The American Scene in the Sixies
What impressed me most about the poets of the Beat scene was their independence. Their need was not quite so much to get appreciation and recognition from society for what they were doing as it was to establish faith in themselves regardless of pubic opinion or being in print. Our “kitchen-counter press” published William Wantling’s first publication because of this self confidence shining through it. Gregory Corso got his own poems down first and then looked around for approval, which he evidently got from Allen Ginsberg although Ginsberg had been formally educated and did not need to be associated with Corso’s success. Ginsberg’s interest was simply compassion for a man who knew he had a calling and followed it. His activities helped provide courage for poets in similar situations that were anonymous. I think now of Jack Micheine and the evangelistic poets who identified themselves with the miracles of creation itself, like the sun, or just being alive. Their lack of education, I believe, was accepted as a flaw that was voluntary. Style was the substance. A philosophy or a set of ideas, was only book talk. Any reasoning beyond innate faith was irrelevant. Their sense of Christian ideals was within themselves and did not need argument or persuasion. As a result we got an American way to use the sense of understanding that gave the country as a whole a sense of human depth that the untutored mind could turn to without the need for elaborate explications expensive architecture, a pecking order or casual approval. The independence was real and convincing and, as I say, independent without the need for argument or persuasion.

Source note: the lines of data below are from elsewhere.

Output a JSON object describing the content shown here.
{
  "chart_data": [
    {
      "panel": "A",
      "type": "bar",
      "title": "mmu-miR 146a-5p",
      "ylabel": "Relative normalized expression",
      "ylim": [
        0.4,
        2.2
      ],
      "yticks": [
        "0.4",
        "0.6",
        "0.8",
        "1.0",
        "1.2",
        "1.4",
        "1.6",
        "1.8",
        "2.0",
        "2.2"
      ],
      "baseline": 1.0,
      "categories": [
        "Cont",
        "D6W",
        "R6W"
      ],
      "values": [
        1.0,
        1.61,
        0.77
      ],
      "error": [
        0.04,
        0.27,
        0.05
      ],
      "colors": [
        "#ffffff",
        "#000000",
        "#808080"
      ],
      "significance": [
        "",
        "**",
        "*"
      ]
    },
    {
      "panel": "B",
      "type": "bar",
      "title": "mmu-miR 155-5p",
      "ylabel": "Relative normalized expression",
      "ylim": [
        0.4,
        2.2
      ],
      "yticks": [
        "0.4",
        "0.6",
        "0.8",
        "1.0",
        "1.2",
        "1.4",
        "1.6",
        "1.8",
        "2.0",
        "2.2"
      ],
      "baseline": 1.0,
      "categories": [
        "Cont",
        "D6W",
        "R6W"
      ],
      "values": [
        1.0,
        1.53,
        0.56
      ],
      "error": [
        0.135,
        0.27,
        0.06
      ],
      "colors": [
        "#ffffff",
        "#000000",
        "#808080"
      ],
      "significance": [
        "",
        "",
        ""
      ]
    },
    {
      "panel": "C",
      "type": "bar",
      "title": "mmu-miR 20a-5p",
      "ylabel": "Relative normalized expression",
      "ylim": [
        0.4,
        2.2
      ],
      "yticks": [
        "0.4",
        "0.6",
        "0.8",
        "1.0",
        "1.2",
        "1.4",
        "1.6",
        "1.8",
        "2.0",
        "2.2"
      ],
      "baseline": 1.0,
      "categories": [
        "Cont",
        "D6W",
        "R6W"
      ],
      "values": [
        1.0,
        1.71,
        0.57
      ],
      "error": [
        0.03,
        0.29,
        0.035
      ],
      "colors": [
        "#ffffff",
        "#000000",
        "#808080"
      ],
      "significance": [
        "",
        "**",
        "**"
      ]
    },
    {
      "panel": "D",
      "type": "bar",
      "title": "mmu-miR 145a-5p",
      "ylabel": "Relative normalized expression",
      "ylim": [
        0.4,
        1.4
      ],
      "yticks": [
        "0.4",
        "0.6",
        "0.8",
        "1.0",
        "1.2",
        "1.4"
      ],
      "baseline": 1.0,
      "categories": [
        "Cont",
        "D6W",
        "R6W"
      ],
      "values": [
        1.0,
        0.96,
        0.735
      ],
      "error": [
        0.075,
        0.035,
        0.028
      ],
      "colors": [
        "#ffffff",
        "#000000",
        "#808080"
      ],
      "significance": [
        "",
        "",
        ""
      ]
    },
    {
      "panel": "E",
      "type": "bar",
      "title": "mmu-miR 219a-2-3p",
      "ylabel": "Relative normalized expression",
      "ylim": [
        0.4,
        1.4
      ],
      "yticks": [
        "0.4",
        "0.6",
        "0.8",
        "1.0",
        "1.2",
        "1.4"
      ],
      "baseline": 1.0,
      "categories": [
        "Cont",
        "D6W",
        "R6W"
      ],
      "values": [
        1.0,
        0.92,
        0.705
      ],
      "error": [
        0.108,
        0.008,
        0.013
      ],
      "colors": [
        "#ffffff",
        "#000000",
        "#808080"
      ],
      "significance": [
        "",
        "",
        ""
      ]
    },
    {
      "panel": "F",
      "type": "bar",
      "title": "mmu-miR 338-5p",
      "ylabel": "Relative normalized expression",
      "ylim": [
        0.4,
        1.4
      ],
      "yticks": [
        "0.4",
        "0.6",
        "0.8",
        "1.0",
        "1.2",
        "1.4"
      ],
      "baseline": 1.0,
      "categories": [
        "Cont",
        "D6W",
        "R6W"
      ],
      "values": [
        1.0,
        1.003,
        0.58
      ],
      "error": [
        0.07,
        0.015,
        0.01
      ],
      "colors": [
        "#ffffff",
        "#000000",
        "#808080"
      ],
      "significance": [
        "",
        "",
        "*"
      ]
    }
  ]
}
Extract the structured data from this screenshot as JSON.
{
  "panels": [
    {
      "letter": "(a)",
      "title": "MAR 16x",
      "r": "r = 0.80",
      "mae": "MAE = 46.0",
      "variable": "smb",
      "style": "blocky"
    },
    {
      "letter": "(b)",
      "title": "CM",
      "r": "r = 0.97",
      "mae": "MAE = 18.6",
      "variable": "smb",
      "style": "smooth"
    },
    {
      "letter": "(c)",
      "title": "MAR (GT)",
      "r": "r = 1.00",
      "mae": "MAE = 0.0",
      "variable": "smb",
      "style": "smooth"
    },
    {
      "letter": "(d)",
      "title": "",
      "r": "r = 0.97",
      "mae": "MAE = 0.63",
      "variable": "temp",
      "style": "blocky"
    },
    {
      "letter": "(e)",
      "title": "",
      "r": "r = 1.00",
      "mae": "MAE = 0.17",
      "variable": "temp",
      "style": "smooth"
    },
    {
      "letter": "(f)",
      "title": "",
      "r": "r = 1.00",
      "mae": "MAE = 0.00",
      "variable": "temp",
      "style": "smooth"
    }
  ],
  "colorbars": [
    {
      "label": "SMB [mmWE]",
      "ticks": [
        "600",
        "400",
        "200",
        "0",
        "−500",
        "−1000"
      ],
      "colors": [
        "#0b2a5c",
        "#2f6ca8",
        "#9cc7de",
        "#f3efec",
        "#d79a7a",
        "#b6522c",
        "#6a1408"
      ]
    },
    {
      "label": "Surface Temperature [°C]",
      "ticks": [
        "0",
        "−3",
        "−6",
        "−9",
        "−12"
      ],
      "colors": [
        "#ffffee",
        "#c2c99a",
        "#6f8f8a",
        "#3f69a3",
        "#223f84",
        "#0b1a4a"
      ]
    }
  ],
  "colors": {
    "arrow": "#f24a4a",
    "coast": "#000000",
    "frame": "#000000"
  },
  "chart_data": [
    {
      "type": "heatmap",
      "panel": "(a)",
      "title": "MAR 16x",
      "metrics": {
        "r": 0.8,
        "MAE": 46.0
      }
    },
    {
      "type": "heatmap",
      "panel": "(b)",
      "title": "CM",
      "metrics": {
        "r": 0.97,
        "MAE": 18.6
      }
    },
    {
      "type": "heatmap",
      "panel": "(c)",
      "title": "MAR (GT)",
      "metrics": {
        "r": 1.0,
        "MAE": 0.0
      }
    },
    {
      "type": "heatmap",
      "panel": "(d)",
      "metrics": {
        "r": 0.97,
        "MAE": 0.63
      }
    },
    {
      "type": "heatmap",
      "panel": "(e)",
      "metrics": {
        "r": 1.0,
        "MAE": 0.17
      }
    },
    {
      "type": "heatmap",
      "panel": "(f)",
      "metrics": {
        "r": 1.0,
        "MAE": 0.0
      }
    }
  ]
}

Society was in transition in many ways after World War II and so the poets’s voice was heard as distinct and finally as a part of our native literature. Henry Wadsworth Longfellow (1807 – 1882) was trying to manufacture native literature pertinent to our country’s identity with his The Song of Hiawatha (1855). The Beat movement was much more democratic in its sources even though its casual approach to the complex art of poetry often results in a response to it, from the reader, that is often casual as well.